It's a recession when your neighbor loses his job; it's a depression when you lose your own.
--Former President Harry S. Truman
Those famous words are just as true today as they were when Truman first uttered them during the depths of a recession in 1958.
Losing your job is depressing, indeed--especially since the recession has probably dampened your chances of quickly finding a new job that's just as good or pays as much.
Your stress and financial woes can be magnified if you're a homeowner who's stuck trying to make high mortgage payments on a vastly reduced income.
But with careful planning, you can turn your home and your mortgage into valuable financial tools to tide you over until you get back to work again.
Also realize that there's little chance that you'll lose your home through foreclosure--as long as you contact your lender immediately to discuss your current woes.

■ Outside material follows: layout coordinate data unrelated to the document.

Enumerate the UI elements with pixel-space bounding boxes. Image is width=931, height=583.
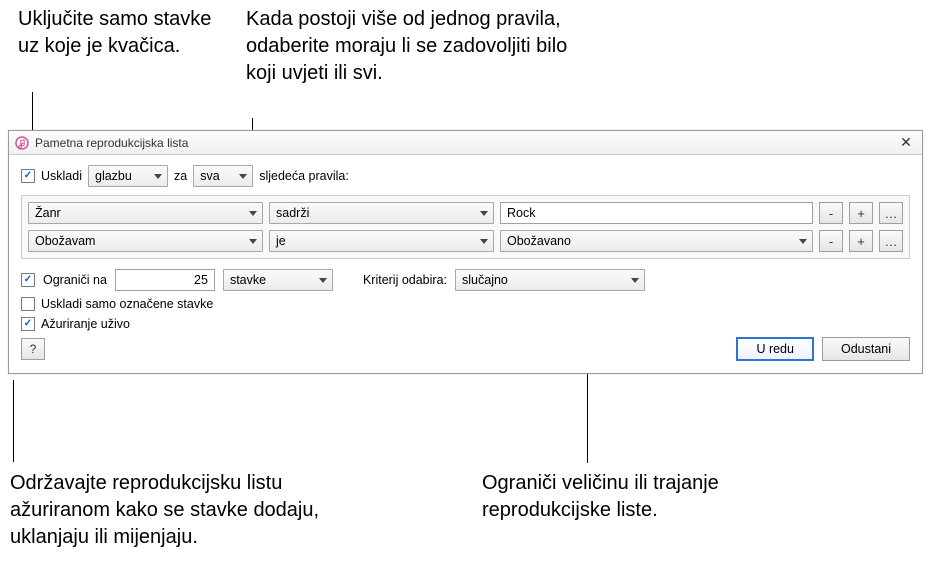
rule-more-button[interactable]: …	[879, 230, 903, 252]
select-value: glazbu	[95, 169, 132, 183]
dialog-title: Pametna reprodukcijska lista	[35, 136, 896, 150]
rule-remove-button[interactable]: -	[819, 230, 843, 252]
rule-op-select[interactable]: je	[269, 230, 494, 252]
rule-field-select[interactable]: Žanr	[28, 202, 263, 224]
callout-limit: Ograniči veličinu ili trajanje reprodukc…	[482, 470, 732, 524]
dialog-footer: ? U redu Odustani	[21, 337, 910, 361]
match-label: Uskladi	[41, 169, 82, 183]
rule-remove-button[interactable]: -	[819, 202, 843, 224]
rule-row: Žanr sadrži Rock - + …	[28, 202, 903, 224]
limit-amount-input[interactable]: 25	[115, 269, 215, 291]
limit-unit-select[interactable]: stavke	[223, 269, 333, 291]
criteria-select[interactable]: slučajno	[455, 269, 645, 291]
checked-only-checkbox[interactable]	[21, 297, 35, 311]
select-value: sadrži	[276, 206, 309, 220]
rule-value-input[interactable]: Rock	[500, 202, 813, 224]
cancel-button[interactable]: Odustani	[822, 337, 910, 361]
callout-line	[13, 380, 14, 462]
match-suffix: sljedeća pravila:	[259, 169, 349, 183]
checked-only-row: Uskladi samo označene stavke	[21, 297, 910, 311]
rule-more-button[interactable]: …	[879, 202, 903, 224]
select-value: slučajno	[462, 273, 508, 287]
match-media-select[interactable]: glazbu	[88, 165, 168, 187]
select-value: je	[276, 234, 286, 248]
titlebar: Pametna reprodukcijska lista ✕	[9, 131, 922, 155]
input-value: 25	[194, 273, 208, 287]
rule-add-button[interactable]: +	[849, 202, 873, 224]
rule-field-select[interactable]: Obožavam	[28, 230, 263, 252]
select-value: Obožavano	[507, 234, 571, 248]
match-row: Uskladi glazbu za sva sljedeća pravila:	[21, 165, 910, 187]
rule-row: Obožavam je Obožavano - + …	[28, 230, 903, 252]
input-value: Rock	[507, 206, 535, 220]
callout-checked-only: Uključite samo stavke uz koje je kvačica…	[18, 6, 238, 60]
smart-playlist-dialog: Pametna reprodukcijska lista ✕ Uskladi g…	[8, 130, 923, 374]
select-value: stavke	[230, 273, 266, 287]
help-button[interactable]: ?	[21, 338, 45, 360]
criteria-label: Kriterij odabira:	[363, 273, 447, 287]
dialog-body: Uskladi glazbu za sva sljedeća pravila: …	[9, 155, 922, 373]
callout-live-update: Održavajte reprodukcijsku listu ažuriran…	[10, 470, 340, 551]
select-value: sva	[200, 169, 219, 183]
checked-only-label: Uskladi samo označene stavke	[41, 297, 213, 311]
live-update-row: Ažuriranje uživo	[21, 317, 910, 331]
rule-op-select[interactable]: sadrži	[269, 202, 494, 224]
close-button[interactable]: ✕	[896, 133, 916, 153]
match-checkbox[interactable]	[21, 169, 35, 183]
select-value: Obožavam	[35, 234, 95, 248]
match-all-any-select[interactable]: sva	[193, 165, 253, 187]
live-update-checkbox[interactable]	[21, 317, 35, 331]
limit-row: Ograniči na 25 stavke Kriterij odabira: …	[21, 269, 910, 291]
rule-add-button[interactable]: +	[849, 230, 873, 252]
select-value: Žanr	[35, 206, 61, 220]
callout-all-any: Kada postoji više od jednog pravila, oda…	[246, 6, 586, 87]
live-update-label: Ažuriranje uživo	[41, 317, 130, 331]
limit-label: Ograniči na	[43, 273, 107, 287]
limit-checkbox[interactable]	[21, 273, 35, 287]
match-for: za	[174, 169, 187, 183]
ok-button[interactable]: U redu	[736, 337, 814, 361]
rule-value-select[interactable]: Obožavano	[500, 230, 813, 252]
itunes-icon	[15, 136, 29, 150]
rules-container: Žanr sadrži Rock - + … Obožavam je Oboža…	[21, 195, 910, 259]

"Most lenders will be understanding and will work out a deal with you if you lose your job and can't make your monthly payments for a while," said Thomas Ducey, an official with the Federal National Mortgage Assn.
"The important thing is that you should go to the lender as soon as you run into financial trouble," Ducey said. "Do something about it before you start missing payments or get a foreclosure notice--not after."
Most lenders employ specialists trained to help borrowers who have run into financial trouble. You can usually locate the proper person by calling the phone number that appears on your monthly mortgage statement.
The type of relief you get--or whether you get any at all--will be determined by a number of factors.
"We handle each borrower on a case-by-case basis," said Sam Lyons, senior vice president of Great Western Bank.
"But obviously, we're going to look at a borrower who has a good payment record and is really looking for a new job a lot more favorably than we'd view someone who has a history of missed payments and isn't looking very hard for work."
More than likely, the lender will agree to provide you with some type of relief. Most financial institutions don't like to foreclose on their borrowers because it's an expensive, time-consuming endeavor--not to mention bad "public relations."
"We make money by making loans, not by owning real estate," said Barbara Watkins, a senior vice president with Security Pacific Bank.
"Less than one-quarter of 1% of our loans go to foreclosure," she said. "If there's some way we can reasonably help a borrower and still protect our interest in the property, we'll do our best to work out a deal."
Help can come in a variety of forms.
If it's just a matter of being short a few hundred dollars each month, the lender might agree to temporarily lower the interest rate on your loan or to stretch out your payments over a longer period to reduce your monthly bill.
Or, the lender might let you make "interest-only" payments until you get back on your feet again.
If your cash crunch is more severe--say you can afford to make only a fraction of your payment or none at all--the lender may be willing to temporarily suspend your monthly bills.
If you want to keep your house but your current lender won't restructure your debt or provide some other type of forbearance, you might need to visit a mortgage broker or lending institution that specializes in making loans based on the equity you have in your property.
Such lenders don't care much about your credit record or whether you're working: What's most important to them is the amount of equity you have in your house.
"The big banks and S&Ls don't have the same flexibility that companies like ours do," said Gary Judis, president of Los Angeles-based Aames Home Loan.
Aames is one of the biggest mortgage brokers in California, and it specializes in home-equity loans.
"We can tailor a repayment schedule that fits your needs, instead of forcing you to choose from a short list of 'prepackaged' loans that a typical bank offers," Judis said.
For example, say you expect to be out of work for about six months and you have little or no cash reserves. Aames could give you a home-equity loan that would require no monthly payments for six months or a year--a loan that most conventional lenders would never make.
Unfortunately, such flexibility is often expensive. Some companies that specialize in making home-equity loans charge unusually high interest rates.
Even worse, upfront "points" can be extraordinarily high. A point is 1% of the total loan amount.
Five points is fairly common among these types of lenders, compared to the one or two points you would likely pay if you could get a loan through a conventional lender.
Depending on how the loan is structured and the risk factor that's involved, you might pay as many as 10, 15 or even 20 points.
"I'd say that you should give serious thought to simply selling your house if your only alternative is to take out such an expensive loan," said Morrie W. Reiff, a financial planner and president of Planned Asset Management in Encino.